The bigger issue, adds Kahn, is that in the age of Facebook and Pinterest, where social media users are accustomed to a more guided online experience, shopping on Etsy is cumbersome and chaotic. “All the artisans hold their own inventory; Etsy is just putting it out there,” she states. “Etsy is not doing a good job at curating, and at creating the story around the item. It has featured sellers, but beyond that, it’s hard to parse through.”

Etsy has several possible paths forward. The company has raised many rounds of venture funding — including a $20 million installment in 2010 — and it is said to be mulling a potential public offering within the next couple of years. It could also be snapped up by a bigger company. Given Etsy’s distaste of the mainstream marketplace, however, these options run the risk of alienating both customers and shopkeepers. Etsy’s stated mission is to “empower people to change the way the global economy works.” To Etsy’s tight-knit community of shop owners and customers, a Wall Street IPO or a sale to a big shopping or media conglomerate would be anathema.

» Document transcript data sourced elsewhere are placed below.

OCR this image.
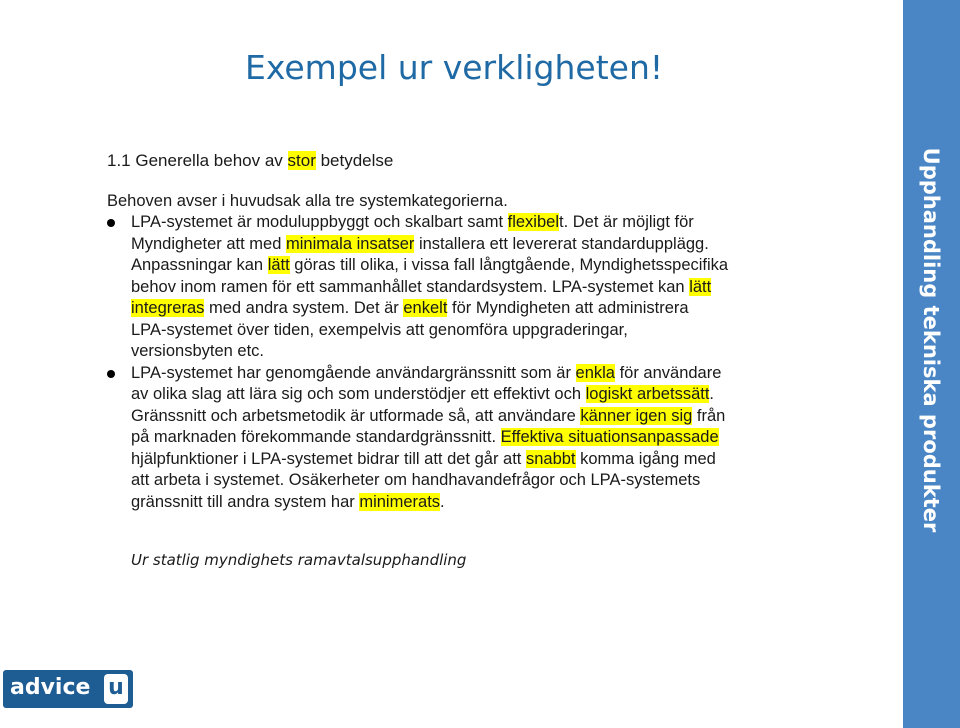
Exempel ur verkligheten!
1.1 Generella behov av stor betydelse
Behoven avser i huvudsak alla tre systemkategorierna.
LPA-systemet är moduluppbyggt och skalbart samt flexibelt. Det är möjligt för
Myndigheter att med minimala insatser installera ett levererat standardupplägg.
Anpassningar kan lätt göras till olika, i vissa fall långtgående, Myndighetsspecifika
behov inom ramen för ett sammanhållet standardsystem. LPA-systemet kan lätt
integreras med andra system. Det är enkelt för Myndigheten att administrera
LPA-systemet över tiden, exempelvis att genomföra uppgraderingar,
versionsbyten etc.
LPA-systemet har genomgående användargränssnitt som är enkla för användare
av olika slag att lära sig och som understödjer ett effektivt och logiskt arbetssätt.
Gränssnitt och arbetsmetodik är utformade så, att användare känner igen sig från
på marknaden förekommande standardgränssnitt. Effektiva situationsanpassade
hjälpfunktioner i LPA-systemet bidrar till att det går att snabbt komma igång med
att arbeta i systemet. Osäkerheter om handhavandefrågor och LPA-systemets
gränssnitt till andra system har minimerats.
Ur statlig myndighets ramavtalsupphandling
Upphandling tekniska produkter
advice u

There is always the concern that once a company is bought or goes public, it will lose a lot of “what made it so appealing in the first place,” according to David Bell, professor of marketing at Wharton and an expert in e-commerce. “This is particularly true of an e-commerce site like Etsy that has a segment of its existing client base that is anti-corporate.”

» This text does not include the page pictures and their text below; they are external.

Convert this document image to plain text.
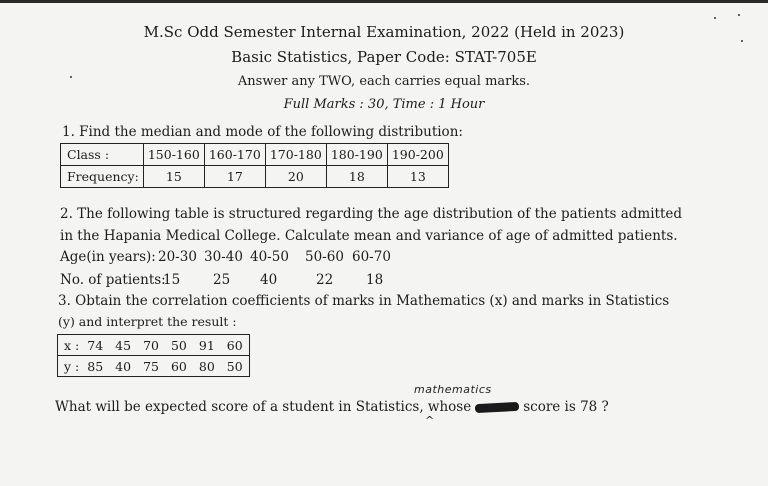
M.Sc Odd Semester Internal Examination, 2022 (Held in 2023)
Basic Statistics, Paper Code: STAT-705E
Answer any TWO, each carries equal marks.
Full Marks : 30, Time : 1 Hour
1. Find the median and mode of the following distribution:
Class :	150-160	160-170	170-180	180-190	190-200
Frequency:	15	17	20	18	13
2. The following table is structured regarding the age distribution of the patients admitted
in the Hapania Medical College. Calculate mean and variance of age of admitted patients.
Age(in years): 20-30 30-40 40-50 50-60 60-70
No. of patients:
15 25 40	22 18
3. Obtain the correlation coefficients of marks in Mathematics (x) and marks in Statistics
(y) and interpret the result :
x :	74	45	70	50	91	60
y :	85	40	75	60	80	50
mathematics
What will be expected score of a student in Statistics, whose	score is 78 ?
^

Facebook’s recent acquisition of Instagram, the quirky picture-sharing app, for $1 billion is a case in point. To a certain segment of Instagram users, Facebook — which made $4.27 billion in revenue last year, according to research firm Emarketer — was viewed under a cloud of suspicion. The company’s purchase of Instagram, which is not small (it has more than 30 million users) but perhaps felt that way to its faithful, incited a hostile response. “Already there’s been a backlash with some customers quitting the service,” notes Bell. “Loyal customers are worried that it’s going to go too corporate.”

Even if Etsy remains an independent company, future growth is contingent on the site staying true to its roots. Bonanza, an e-commerce company founded in 2007, was an early rival to Etsy and eBay. It started as a craft-focused site, but now sells a lot of mass-produced items. Compared with Etsy’s sleekly designed homepage, Bonana’s homepage resembles generic circular ads for middle-market clothing chains.

Staying true to its roots should not be difficult, says Wharton’s Lodish. Etsy is a powerful juggernaut in the crafts world, which is enough to scare off potential competitors. “There is a big barrier of entry,” he notes. “For another website to come along and try to convince millions of customers to look at it [as opposed to Etsy] for handcrafted stuff, is going to cost a lot of money.

“As long as Etsy is doing well by its artists and continues to delight its customers, why would anybody leave?”